闻彰明从小到大家里都有厨师,北京老字号饭店厨艺最好的师傅,手艺是宫里传出来的,他要喝一碗海鲜粥,还不简单吗。
“是她外婆的秘方,一般人喝不到。”
“我也不是外人啊,我和你的关系,不就是异父异母的亲兄弟吗。”
“我们之间什么关系,你也跟她无关。”
要不说集团里的小女孩都喜欢刑律,不喜欢自家大老板,闻彰明这个人,你跟他关系再好,他也冷着一张脸,不会说好听的话。

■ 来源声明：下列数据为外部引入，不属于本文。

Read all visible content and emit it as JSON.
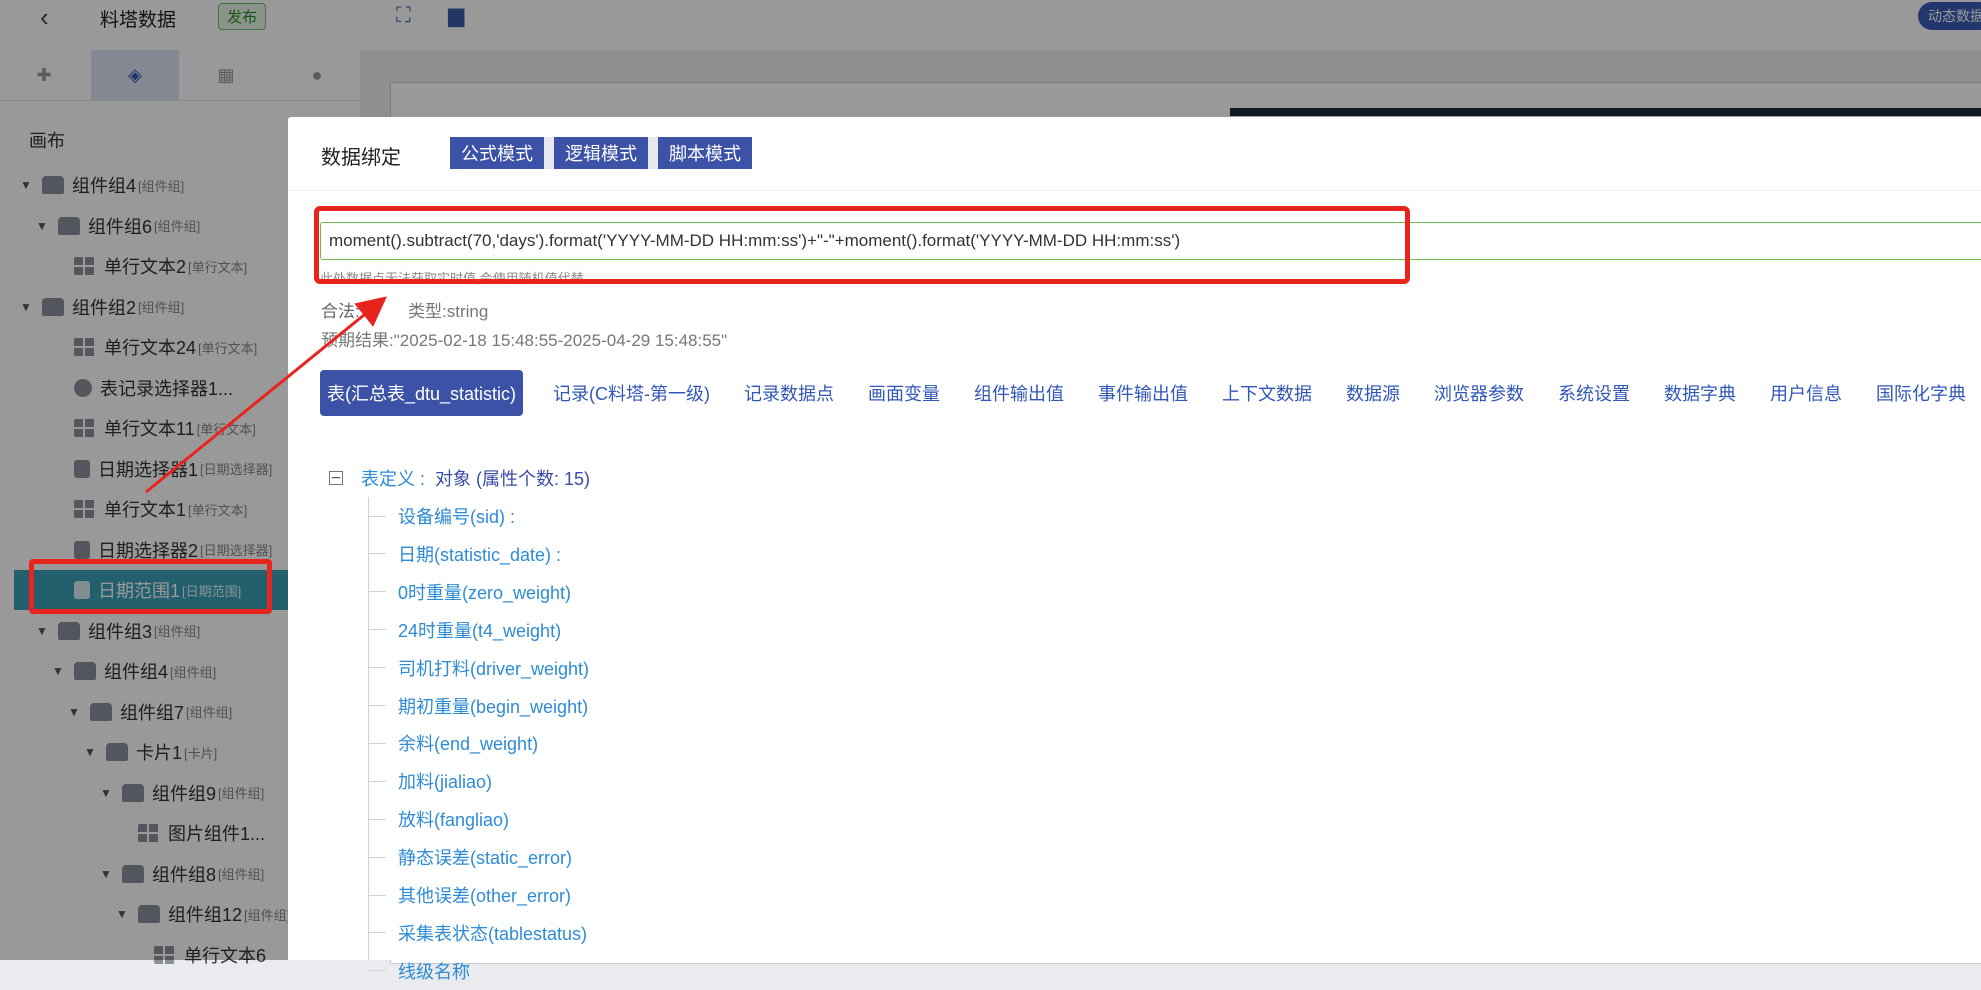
{
  "topbar": {
    "title": "料塔数据",
    "publish_label": "发布",
    "dynamic_label": "动态数据"
  },
  "left_panel": {
    "canvas_label": "画布",
    "tree": [
      {
        "level": 0,
        "arrow": "down",
        "icon": "group",
        "label": "组件组4",
        "tag": "[组件组]"
      },
      {
        "level": 1,
        "arrow": "down",
        "icon": "group",
        "label": "组件组6",
        "tag": "[组件组]"
      },
      {
        "level": 2,
        "arrow": "",
        "icon": "text",
        "label": "单行文本2",
        "tag": "[单行文本]"
      },
      {
        "level": 0,
        "arrow": "down",
        "icon": "group",
        "label": "组件组2",
        "tag": "[组件组]"
      },
      {
        "level": 2,
        "arrow": "",
        "icon": "text",
        "label": "单行文本24",
        "tag": "[单行文本]"
      },
      {
        "level": 2,
        "arrow": "",
        "icon": "pie",
        "label": "表记录选择器1...",
        "tag": ""
      },
      {
        "level": 2,
        "arrow": "",
        "icon": "text",
        "label": "单行文本11",
        "tag": "[单行文本]"
      },
      {
        "level": 2,
        "arrow": "",
        "icon": "calendar",
        "label": "日期选择器1",
        "tag": "[日期选择器]"
      },
      {
        "level": 2,
        "arrow": "",
        "icon": "text",
        "label": "单行文本1",
        "tag": "[单行文本]"
      },
      {
        "level": 2,
        "arrow": "",
        "icon": "calendar",
        "label": "日期选择器2",
        "tag": "[日期选择器]"
      },
      {
        "level": 2,
        "arrow": "",
        "icon": "calendar",
        "label": "日期范围1",
        "tag": "[日期范围]",
        "selected": true
      },
      {
        "level": 1,
        "arrow": "down",
        "icon": "group",
        "label": "组件组3",
        "tag": "[组件组]"
      },
      {
        "level": 2,
        "arrow": "down",
        "icon": "group",
        "label": "组件组4",
        "tag": "[组件组]"
      },
      {
        "level": 3,
        "arrow": "down",
        "icon": "group",
        "label": "组件组7",
        "tag": "[组件组]"
      },
      {
        "level": 4,
        "arrow": "down",
        "icon": "group",
        "label": "卡片1",
        "tag": "[卡片]"
      },
      {
        "level": 5,
        "arrow": "down",
        "icon": "group",
        "label": "组件组9",
        "tag": "[组件组]"
      },
      {
        "level": 6,
        "arrow": "",
        "icon": "text",
        "label": "图片组件1...",
        "tag": ""
      },
      {
        "level": 5,
        "arrow": "down",
        "icon": "group",
        "label": "组件组8",
        "tag": "[组件组]"
      },
      {
        "level": 6,
        "arrow": "down",
        "icon": "group",
        "label": "组件组12",
        "tag": "[组件组]"
      },
      {
        "level": 7,
        "arrow": "",
        "icon": "text",
        "label": "单行文本6",
        "tag": ""
      }
    ]
  },
  "dialog": {
    "title": "数据绑定",
    "modes": [
      "公式模式",
      "逻辑模式",
      "脚本模式"
    ],
    "expression": "moment().subtract(70,'days').format('YYYY-MM-DD HH:mm:ss')+\"-\"+moment().format('YYYY-MM-DD HH:mm:ss')",
    "hint": "此处数据点无法获取实时值,会使用随机值代替",
    "valid": "合法:是",
    "type": "类型:string",
    "preview": "预期结果:\"2025-02-18 15:48:55-2025-04-29 15:48:55\"",
    "source_tabs": [
      "表(汇总表_dtu_statistic)",
      "记录(C料塔-第一级)",
      "记录数据点",
      "画面变量",
      "组件输出值",
      "事件输出值",
      "上下文数据",
      "数据源",
      "浏览器参数",
      "系统设置",
      "数据字典",
      "用户信息",
      "国际化字典"
    ],
    "table_def_key": "表定义 :",
    "table_def_value": "对象 (属性个数: 15)",
    "fields": [
      "设备编号(sid) :",
      "日期(statistic_date) :",
      "0时重量(zero_weight)",
      "24时重量(t4_weight)",
      "司机打料(driver_weight)",
      "期初重量(begin_weight)",
      "余料(end_weight)",
      "加料(jialiao)",
      "放料(fangliao)",
      "静态误差(static_error)",
      "其他误差(other_error)",
      "采集表状态(tablestatus)",
      "线级名称"
    ]
  },
  "colors": {
    "accent": "#3b52a6",
    "link": "#2e8bd6",
    "highlight_box": "#e8241f",
    "selected_row": "#3aa0b8"
  }
}
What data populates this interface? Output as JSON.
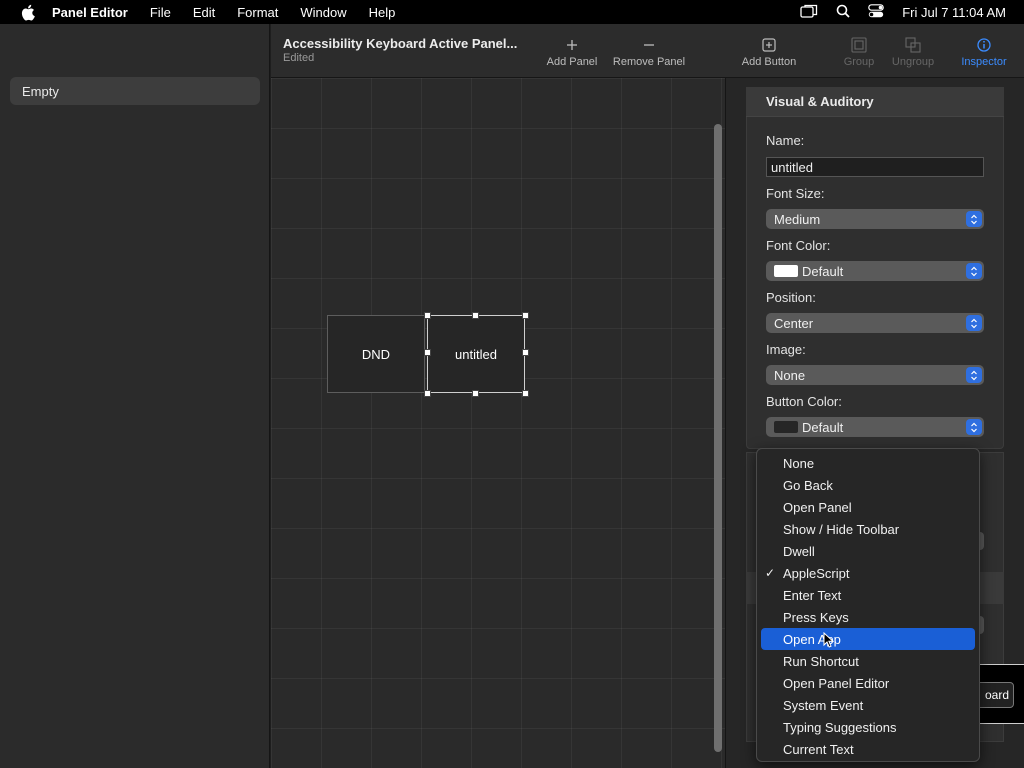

刑肆没往心里去,岔开话题,又问他:“伯母是不是到北京了?”
“嗯,上周刚到。”
“你没让她回老宅住,让她暂住老宅外的酒店,是有这回事吗?”
“有。”
“她到处跟人说,你娶了媳妇忘了娘。”
“你现在的风评,受损严重啊。”
刑肆是开玩笑的,他听到这事的时候,不理解,现在理解了,老宅里住着恶魔小姐,谁敢把自己亲妈安置进去。
姜伯母去老宅,那就是羊入虎口。
闻彰明站起身,拎起挂在衣架上的西装外套,搭在手肘上,架势是要下班走的样子。
他迈开长腿,绕过办公桌,来到刑肆面前。
“帮我跟她说句好话,我会让她去老宅的,但不是现在。”
刑肆耸耸肩,应声:“知道了。”
姜伯母待他如同亲儿子,和对闻彰明没区别,甚至说对他比对闻彰明更好。
刑肆的母亲是姜兰随丈夫住在大院的时候结识的嫂子,两人年纪差五岁,情同姐妹。
刑肆的父亲二十几岁因公去世,孤儿寡母,日子过得也难,姜兰没少帮衬。
闻彰明有自己的打算,虞窗月问过他,他母亲怎么还没来北京,他说是临时有事,到这里的日子没定下来,说不准哪天突然袭击。
如此,虞窗月也不好提让他搬出去的事,两人倒真像是做了夫妻一般,早出晚归,白天相敬如宾,连条微信也不给对方发,晚上负距离接触,也没时间说闲话。
今晚,按照虞窗月的计划,她要宅家看剧,一个人度过二十七岁的生日。
家里的影院,不是老虎的领地,兔子可以进出。
虞窗月换下睡裙,洗了澡,护肤结束,抱着几包薯片来到观影区。
一间很大的屋子,在二楼,一百八十寸幕布占据整面墙,地毯上放着提灯,圆形矮茶几,拐角八连坐亚麻浅灰长沙发。
她盘腿坐在地毯上,背靠上沙发,刚把零食放在桌子上,就发现桌上放着一瓶迪奥小粉钻精华,下方压着一个同色系卡片,用钢笔写着生日快乐几个字,笔迹刚劲。
她想到是谁,没想到她随口说说的话,他会记这么久。
桌子上还有一个布袋,紧挨着精华液,她随手拿起来,有重量,像块石头。
扯着绳子打开布袋,她愣住,惊讶不已,瞬间把袋口两端的拉绳拽紧。